Mar 31 '24 09:03 noahmayr

I'm not suggesting internal structures shouldn't change. Clients like gg have to keep up with breaking changes (unless it moves into the jj repo someday). However, I'm skeptical that any reasonable client-server protocol would be sufficiently high fidelity for arbitrary non-internal clients. Some specific concerns:

Server push is necessary; the client can't always tell what will change in order to encode that in RPC response types.
The client needs to be able to tell the server when it should or shouldn't snapshot, as well as merging oplog heads. This is needed for performance and for user-friendly safe concurrency.
The operations desirable in a GUI are neither a subset nor a superset of what's useful in a CLI. Most jj commands do "too much" from gg's point of view (which is important to allow CLI users to get a lot done in a little typing); some aren't capable enough because they don't have access to interactivity.
In a few cases, I've deliberately used different defaults due to the nature of each interface (example: in GG, your selection and your context-menu are distinct from the working copy, so I've made Backout create its inverse changes in the working copy rather than disruptively creating a new revision atop it).

In short- while I'm sure a daemon with an RPC interface would be useful, I don't see it as a replacement for what jj-lib can do when used as a crate.

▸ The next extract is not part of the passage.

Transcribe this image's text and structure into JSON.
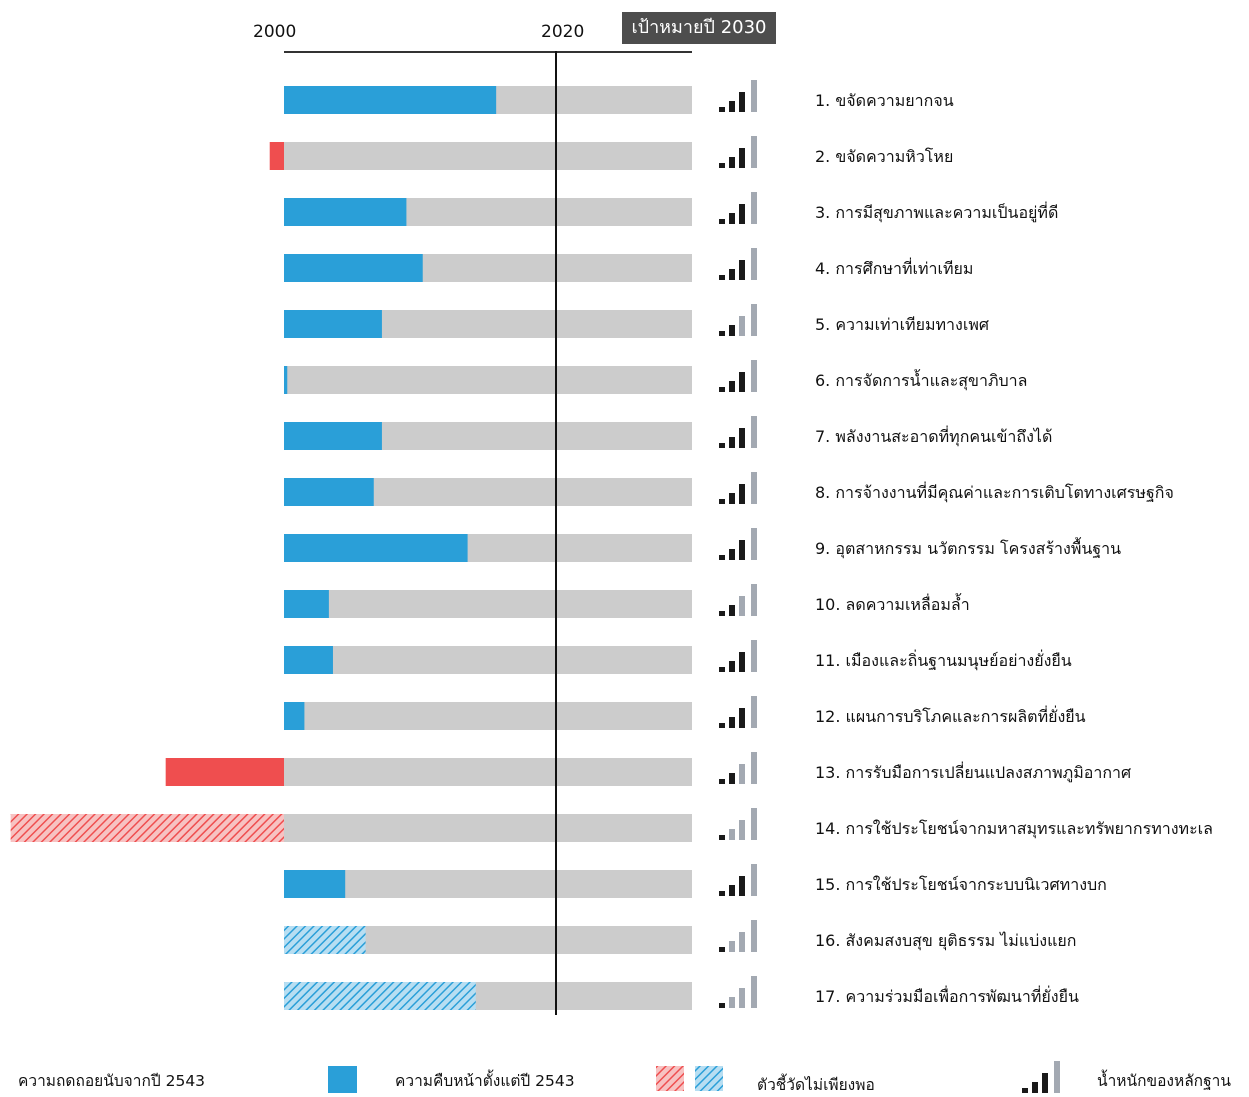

It could provide a rich interface tailored to some specific client, but probably at the cost of being a semantic bottleneck for others.

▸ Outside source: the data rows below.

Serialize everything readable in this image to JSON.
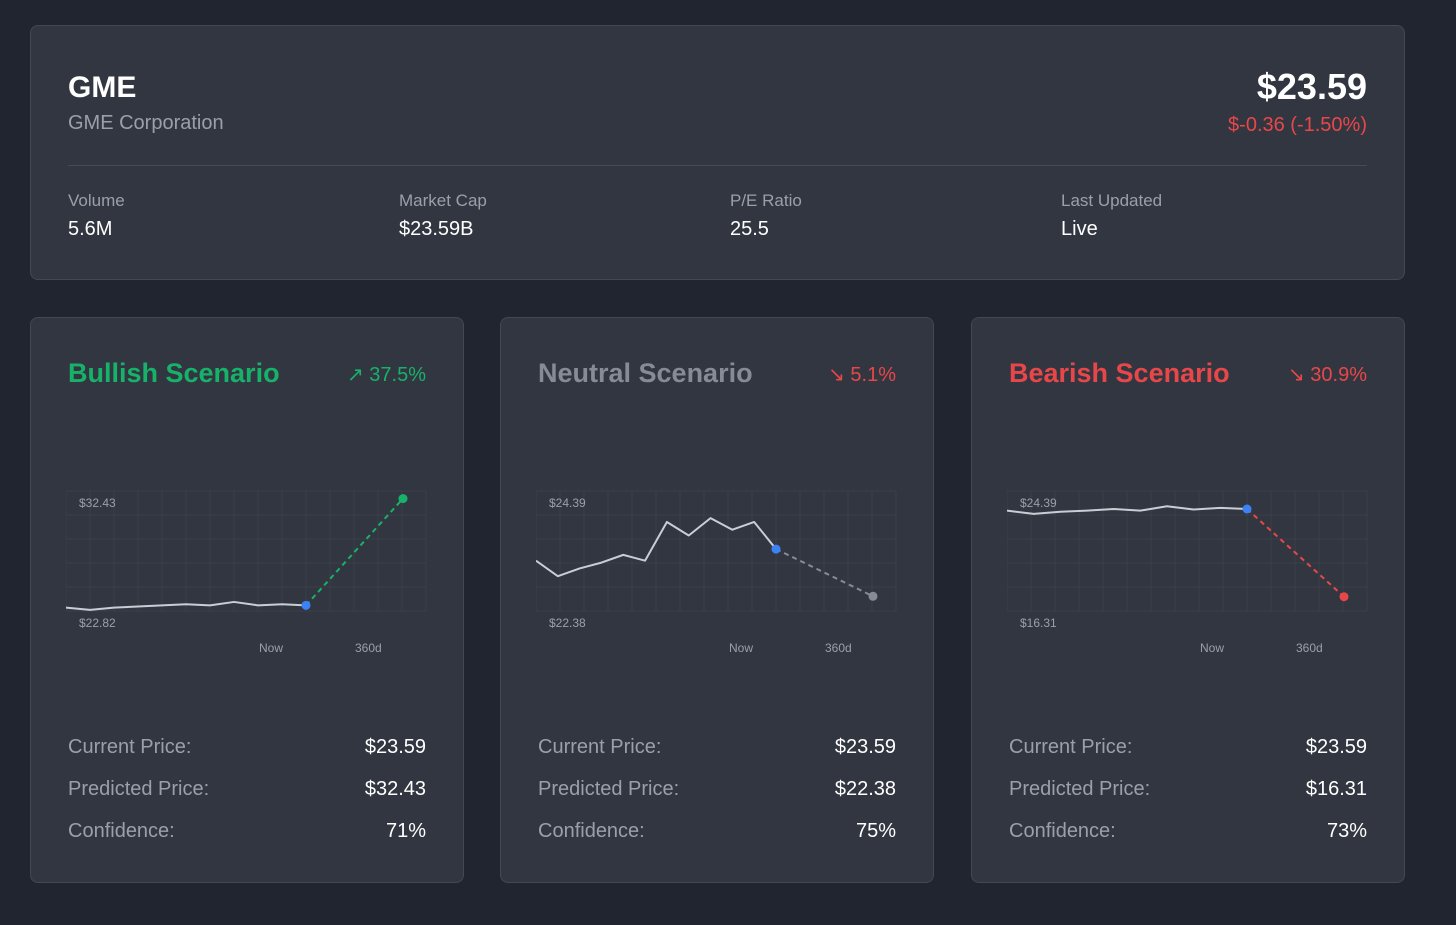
{
  "quote": {
    "ticker": "GME",
    "company": "GME Corporation",
    "price": "$23.59",
    "change": "$-0.36 (-1.50%)",
    "change_color": "#e8474a",
    "stats": [
      {
        "label": "Volume",
        "value": "5.6M"
      },
      {
        "label": "Market Cap",
        "value": "$23.59B"
      },
      {
        "label": "P/E Ratio",
        "value": "25.5"
      },
      {
        "label": "Last Updated",
        "value": "Live"
      }
    ]
  },
  "scenarios": [
    {
      "title": "Bullish Scenario",
      "pct": "↗ 37.5%",
      "color": "#17b26a",
      "current_label": "Current Price:",
      "current_value": "$23.59",
      "predicted_label": "Predicted Price:",
      "predicted_value": "$32.43",
      "confidence_label": "Confidence:",
      "confidence_value": "71%"
    },
    {
      "title": "Neutral Scenario",
      "pct": "↘ 5.1%",
      "color": "#868b96",
      "current_label": "Current Price:",
      "current_value": "$23.59",
      "predicted_label": "Predicted Price:",
      "predicted_value": "$22.38",
      "confidence_label": "Confidence:",
      "confidence_value": "75%"
    },
    {
      "title": "Bearish Scenario",
      "pct": "↘ 30.9%",
      "color": "#e8474a",
      "current_label": "Current Price:",
      "current_value": "$23.59",
      "predicted_label": "Predicted Price:",
      "predicted_value": "$16.31",
      "confidence_label": "Confidence:",
      "confidence_value": "73%"
    }
  ],
  "chart_data": [
    {
      "type": "line",
      "y_max_label": "$32.43",
      "y_min_label": "$22.82",
      "x_labels": [
        "Now",
        "360d"
      ],
      "history": [
        22.8,
        22.6,
        22.8,
        22.9,
        23.0,
        23.1,
        23.0,
        23.3,
        23.0,
        23.1,
        23.0
      ],
      "forecast": [
        23.0,
        32.43
      ],
      "history_color": "#c9cdd4",
      "forecast_color": "#17b26a",
      "now_color": "#3b82f6",
      "ylim": [
        22.5,
        33.1
      ]
    },
    {
      "type": "line",
      "y_max_label": "$24.39",
      "y_min_label": "$22.38",
      "x_labels": [
        "Now",
        "360d"
      ],
      "history": [
        23.3,
        22.9,
        23.1,
        23.25,
        23.45,
        23.3,
        24.3,
        23.95,
        24.4,
        24.1,
        24.3,
        23.6
      ],
      "forecast": [
        23.6,
        22.38
      ],
      "history_color": "#c9cdd4",
      "forecast_color": "#868b96",
      "now_color": "#3b82f6",
      "ylim": [
        22.0,
        25.1
      ]
    },
    {
      "type": "line",
      "y_max_label": "$24.39",
      "y_min_label": "$16.31",
      "x_labels": [
        "Now",
        "360d"
      ],
      "history": [
        24.2,
        23.9,
        24.1,
        24.2,
        24.35,
        24.2,
        24.6,
        24.3,
        24.45,
        24.35
      ],
      "forecast": [
        24.35,
        16.31
      ],
      "history_color": "#c9cdd4",
      "forecast_color": "#e8474a",
      "now_color": "#3b82f6",
      "ylim": [
        15.0,
        26.0
      ]
    }
  ]
}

Mar 31 '24 14:03 gulbanana

@wuzzeb The issue for jj web is #2765 so it is planned.

To summarize a gRPC interface and a good library solve two very different goals and having one doesn't invalidate the use-case of the other. I assume that at some point jj will grow to have a daemon, so the embedders can integrate it in their preferred way.

As we're currently permanently unstable, I'd not worry about the "best" way forward as it is an issue for the eventual v1, we should accomodate both clients as best as possible.

Apr 01 '24 18:04 PhilipMetzger